The most successful home-based or small businesses that I have analyzed are highly specialized. They have a product or service that serves a small niche that no one else is serving properly or not available.
One of the biggest mistakes I find most small businesses make is they try to be everything to everyone. They are afraid they will miss work if they speicalize and not tell people they do “everything”!
Little do they realize that if they define thier niche properly, they would get more business! Instead of being a general management consultant they are consultants to the fashion industry on collection problems. They don’t have a general billing service but they do billing for anesthesiologist. They don’t have an employment agency, they have a temporary agency exclusively for design professionals … or escrow officers … etc.
In 1998, when I took over a printing company that was on the verge of bankruptcy, there was no niche described. This print shop could do almost any kind of printing from small black and white quick copy up to 19″ x 25″ full color. The company advertised a very long list of items that could be printed. This made this company no different that 12 other printers within a 5 mile radius.
I instantly formed formed a new company called “Medi Forms”, with the niche of providing printing to hospitals, doctors and the medical industry.
This company became so successful that after it was well established, I formed 4 more companies:
- “Real Estate Forms” - to provide printing to Real Estate Brokers and agents and others in the real estate industry.
- “Insure Forms” - to provide printing to the insurance industry.
- “Legal Forms” - to provide printing to the legal industry.
- “Restaurant Forms” - to provide printing to restaurants and others in the food industry.
Each one of these companies had a niche and “specialized” in printing in their respective industries. Each company had it’s own salesmen. Now the parent company continued to print all the assorted printing it used to, but the public perceived that the company that called on them was the expert in thier industry. The new companies stood out from the competition.

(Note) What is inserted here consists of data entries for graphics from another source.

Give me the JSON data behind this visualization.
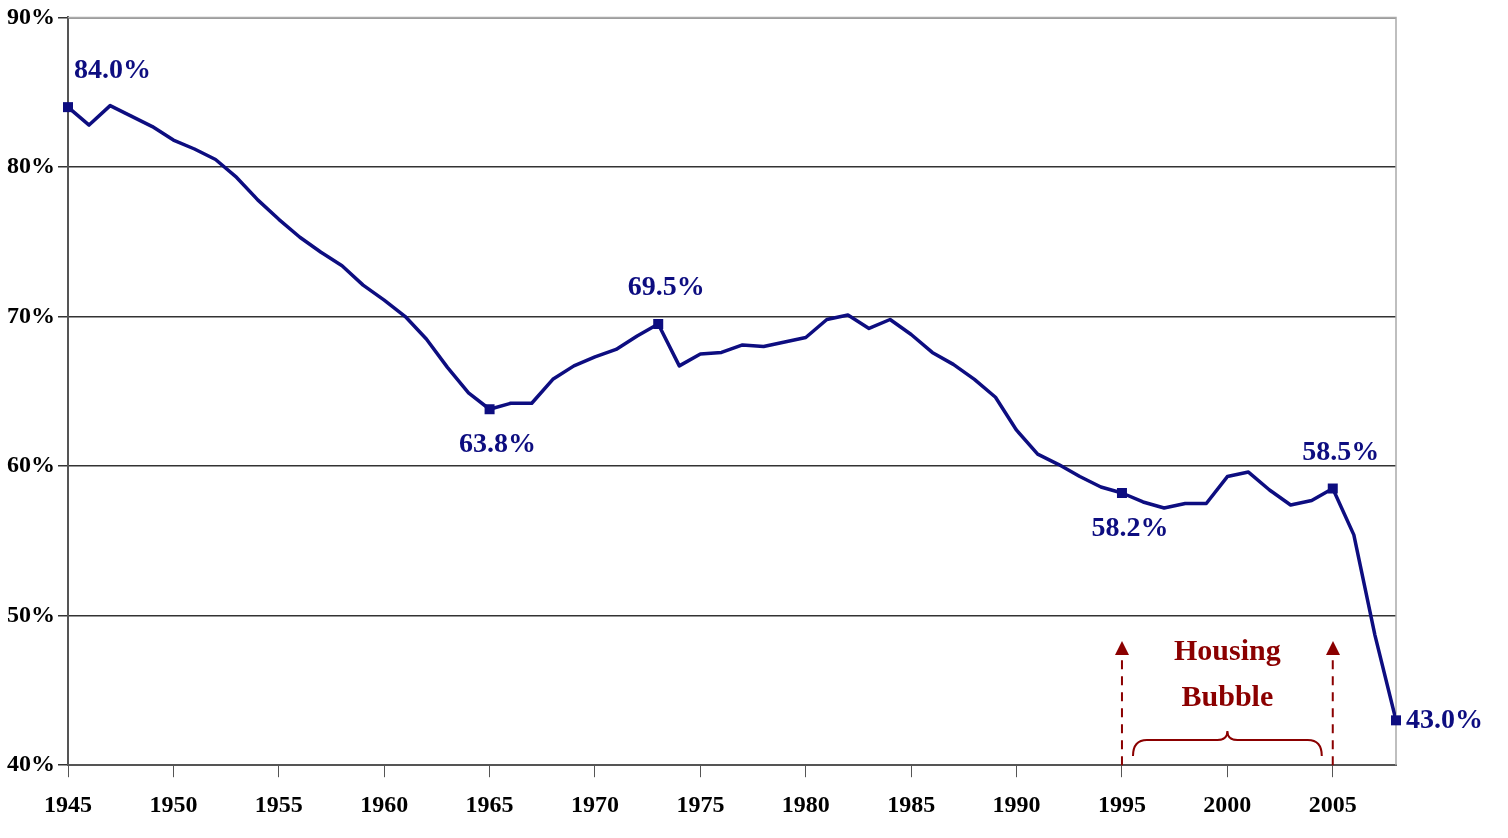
{
  "chart_data": {
    "type": "line",
    "x": [
      1945,
      1946,
      1947,
      1948,
      1949,
      1950,
      1951,
      1952,
      1953,
      1954,
      1955,
      1956,
      1957,
      1958,
      1959,
      1960,
      1961,
      1962,
      1963,
      1964,
      1965,
      1966,
      1967,
      1968,
      1969,
      1970,
      1971,
      1972,
      1973,
      1974,
      1975,
      1976,
      1977,
      1978,
      1979,
      1980,
      1981,
      1982,
      1983,
      1984,
      1985,
      1986,
      1987,
      1988,
      1989,
      1990,
      1991,
      1992,
      1993,
      1994,
      1995,
      1996,
      1997,
      1998,
      1999,
      2000,
      2001,
      2002,
      2003,
      2004,
      2005,
      2006,
      2007,
      2008
    ],
    "series": [
      {
        "color": "#0d0d80",
        "values": [
          84.0,
          82.8,
          84.1,
          83.4,
          82.7,
          81.8,
          81.2,
          80.5,
          79.3,
          77.8,
          76.5,
          75.3,
          74.3,
          73.4,
          72.1,
          71.1,
          70.0,
          68.5,
          66.6,
          64.9,
          63.8,
          64.2,
          64.2,
          65.8,
          66.7,
          67.3,
          67.8,
          68.7,
          69.5,
          66.7,
          67.5,
          67.6,
          68.1,
          68.0,
          68.3,
          68.6,
          69.8,
          70.1,
          69.2,
          69.8,
          68.8,
          67.6,
          66.8,
          65.8,
          64.6,
          62.4,
          60.8,
          60.1,
          59.3,
          58.6,
          58.2,
          57.6,
          57.2,
          57.5,
          57.5,
          59.3,
          59.6,
          58.4,
          57.4,
          57.7,
          58.5,
          55.4,
          48.7,
          43.0
        ],
        "value_labels": [
          "84.0%",
          null,
          null,
          null,
          null,
          null,
          null,
          null,
          null,
          null,
          null,
          null,
          null,
          null,
          null,
          null,
          null,
          null,
          null,
          null,
          "63.8%",
          null,
          null,
          null,
          null,
          null,
          null,
          null,
          "69.5%",
          null,
          null,
          null,
          null,
          null,
          null,
          null,
          null,
          null,
          null,
          null,
          null,
          null,
          null,
          null,
          null,
          null,
          null,
          null,
          null,
          null,
          "58.2%",
          null,
          null,
          null,
          null,
          null,
          null,
          null,
          null,
          null,
          "58.5%",
          null,
          null,
          "43.0%"
        ]
      }
    ],
    "xlim": [
      1945,
      2008
    ],
    "xticks": [
      1945,
      1950,
      1955,
      1960,
      1965,
      1970,
      1975,
      1980,
      1985,
      1990,
      1995,
      2000,
      2005
    ],
    "ylim": [
      40,
      90
    ],
    "yticks": [
      {
        "value": 40,
        "label": "40%"
      },
      {
        "value": 50,
        "label": "50%"
      },
      {
        "value": 60,
        "label": "60%"
      },
      {
        "value": 70,
        "label": "70%"
      },
      {
        "value": 80,
        "label": "80%"
      },
      {
        "value": 90,
        "label": "90%"
      }
    ],
    "grid": "y",
    "legend": false,
    "ref_lines": [
      {
        "axis": "x",
        "value": 1995,
        "color": "#8b0000",
        "line_style": "dashed"
      },
      {
        "axis": "x",
        "value": 2005,
        "color": "#8b0000",
        "line_style": "dashed"
      }
    ],
    "annotations": [
      "Housing Bubble"
    ]
  }
}
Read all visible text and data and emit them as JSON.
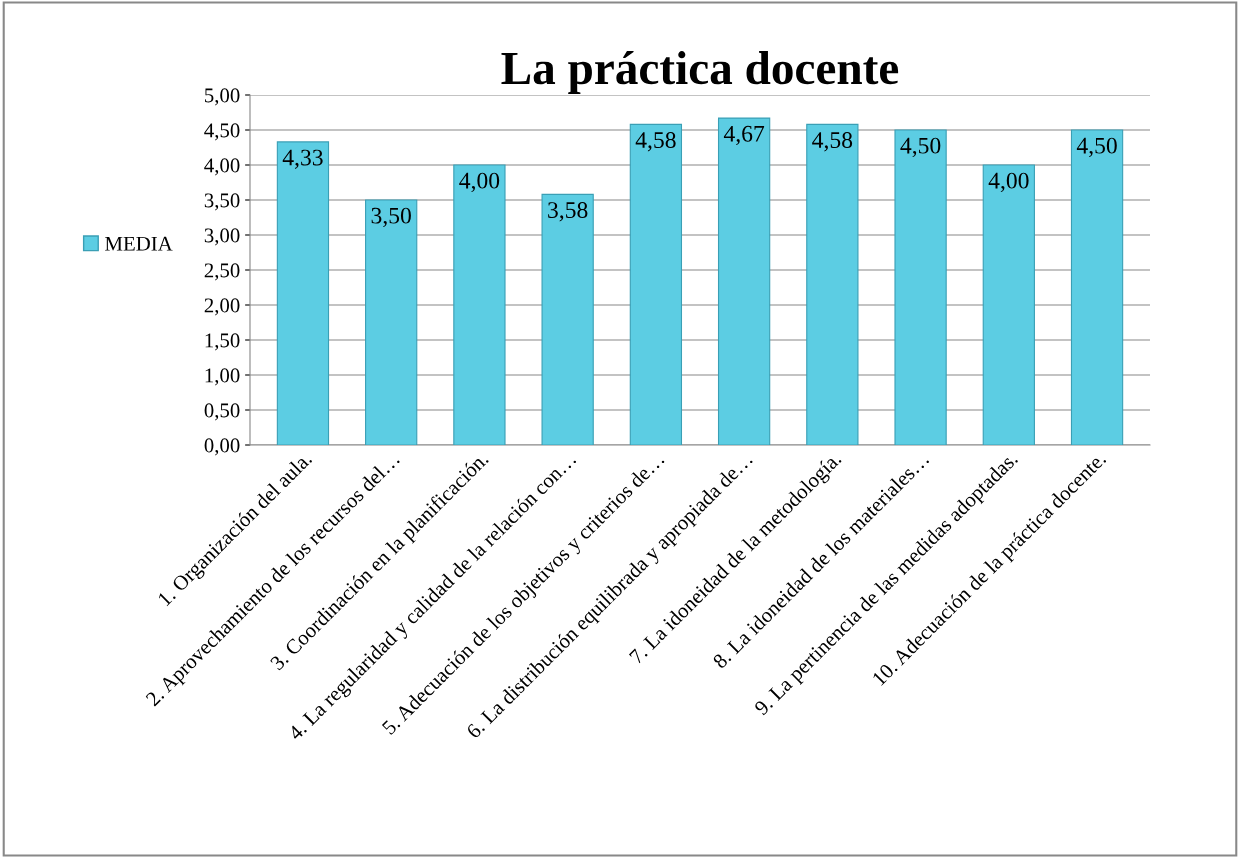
{
  "chart_data": {
    "type": "bar",
    "title": "La práctica docente",
    "categories": [
      "1. Organización del aula.",
      "2. Aprovechamiento de los recursos del…",
      "3. Coordinación en la planificación.",
      "4. La regularidad y calidad de la relación con…",
      "5. Adecuación de los objetivos y criterios de…",
      "6. La distribución equilibrada y apropiada de…",
      "7. La idoneidad de la metodología.",
      "8. La idoneidad de los materiales…",
      "9. La pertinencia de las medidas adoptadas.",
      "10. Adecuación de la práctica docente."
    ],
    "series": [
      {
        "name": "MEDIA",
        "color": "#5ccde3",
        "values": [
          4.33,
          3.5,
          4.0,
          3.58,
          4.58,
          4.67,
          4.58,
          4.5,
          4.0,
          4.5
        ],
        "value_labels": [
          "4,33",
          "3,50",
          "4,00",
          "3,58",
          "4,58",
          "4,67",
          "4,58",
          "4,50",
          "4,00",
          "4,50"
        ]
      }
    ],
    "ylim": [
      0,
      5
    ],
    "yticks": [
      {
        "value": 0,
        "label": "0,00"
      },
      {
        "value": 0.5,
        "label": "0,50"
      },
      {
        "value": 1,
        "label": "1,00"
      },
      {
        "value": 1.5,
        "label": "1,50"
      },
      {
        "value": 2,
        "label": "2,00"
      },
      {
        "value": 2.5,
        "label": "2,50"
      },
      {
        "value": 3,
        "label": "3,00"
      },
      {
        "value": 3.5,
        "label": "3,50"
      },
      {
        "value": 4,
        "label": "4,00"
      },
      {
        "value": 4.5,
        "label": "4,50"
      },
      {
        "value": 5,
        "label": "5,00"
      }
    ],
    "grid": "y",
    "legend": "left"
  }
}
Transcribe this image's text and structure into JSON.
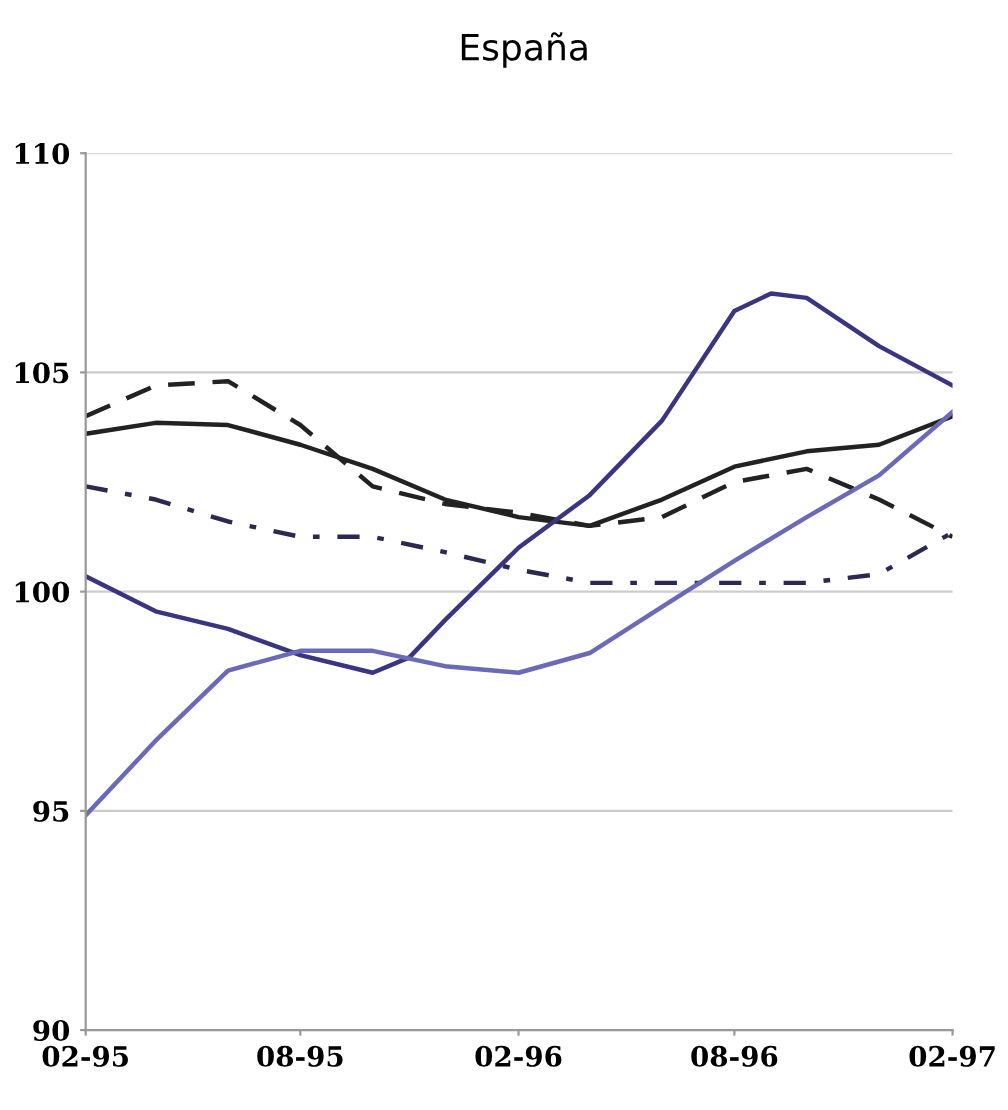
{
  "chart_data": {
    "type": "line",
    "title": "España",
    "x": [
      "1995-02",
      "1995-04",
      "1995-06",
      "1995-08",
      "1995-10",
      "1995-12",
      "1996-02",
      "1996-04",
      "1996-06",
      "1996-08",
      "1996-10",
      "1996-12",
      "1997-02"
    ],
    "series": [
      {
        "color": "#222222",
        "line_style": "solid",
        "values": [
          103.6,
          103.85,
          103.8,
          103.35,
          102.8,
          102.1,
          101.7,
          101.5,
          102.1,
          102.85,
          103.2,
          103.35,
          104.0
        ]
      },
      {
        "color": "#222222",
        "line_style": "dashed",
        "values": [
          104.0,
          104.7,
          104.8,
          103.8,
          102.4,
          102.0,
          101.8,
          101.5,
          101.7,
          102.5,
          102.8,
          102.1,
          101.25
        ]
      },
      {
        "color": "#2a2a50",
        "line_style": "dotted",
        "values": [
          102.4,
          102.1,
          101.6,
          101.25,
          101.25,
          100.9,
          100.5,
          100.2,
          100.2,
          100.2,
          100.2,
          100.4,
          101.35
        ]
      },
      {
        "color": "#3a3580",
        "line_style": "solid",
        "x": [
          "1995-02",
          "1995-04",
          "1995-06",
          "1995-08",
          "1995-10",
          "1995-11",
          "1995-12",
          "1996-02",
          "1996-04",
          "1996-06",
          "1996-08",
          "1996-09",
          "1996-10",
          "1996-12",
          "1997-02"
        ],
        "values": [
          100.35,
          99.55,
          99.15,
          98.55,
          98.15,
          98.5,
          99.35,
          101.0,
          102.2,
          103.9,
          106.4,
          106.8,
          106.7,
          105.6,
          104.7
        ]
      },
      {
        "color": "#6a6ab8",
        "line_style": "solid",
        "values": [
          94.9,
          96.6,
          98.2,
          98.65,
          98.65,
          98.3,
          98.15,
          98.6,
          99.65,
          100.7,
          101.7,
          102.65,
          104.1
        ]
      }
    ],
    "xlim": [
      "1995-02",
      "1997-02"
    ],
    "xticks": [
      {
        "value": "1995-02",
        "label": "02-95"
      },
      {
        "value": "1995-08",
        "label": "08-95"
      },
      {
        "value": "1996-02",
        "label": "02-96"
      },
      {
        "value": "1996-08",
        "label": "08-96"
      },
      {
        "value": "1997-02",
        "label": "02-97"
      }
    ],
    "ylim": [
      90,
      110
    ],
    "yticks": [
      90,
      95,
      100,
      105,
      110
    ],
    "grid": "y"
  }
}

Why would a customer in the medical industry take a risk of having a general printer print his important forms when there was a company that specialized in only medical printing?
So whatever stage your business is in, focusing it as tightly as possible on one or, possibly, two specialty areas will make it easier for you to attract clients or customers.
The fear of doing this, of course, is that by narrowing your market you will have fewer people to draw from and fewer people will buy. In reality, the opposite is true. As long as the special area you have chosen has enough potential customers, the more specialized your business, the more people will be able to recognize the benefit of what you offer them.
Finding a niche means clearly identifying a group of people who need a product or service that your are distinctively able to provide. The more competitive the field you are in, the more important it is for you to find what you are uniquely qualified to do.
The niche needs to be small enough that you don’t have any competition. It also needs to be large enough to provide sufficient customers to support your business.
When two personnel managers left their jobs at a large department store to become management consultants, they, like many entrepreneurs, had a wide variety of skills and interests. They structured their business to feature as many of these skills and interests as possible. Their brochure listed five different services from editorial work to financial counseling. This material, however, conveyed no clear idea what they actually did or for whom they could do it.
The solution is not for these people to give up their varied interests and skills, rather to focus their interests to find a specialized platform upon which to provide their skills.
For example, the personnel managers might form a business called Boutique Management, providing a wide variety of personnel functions for clothing stores that are too small to have a personnel department.
No matter what products or services you provide, you can carve out a niche for them based on your experience, skills, and interests and then build up that niche as you work to service it.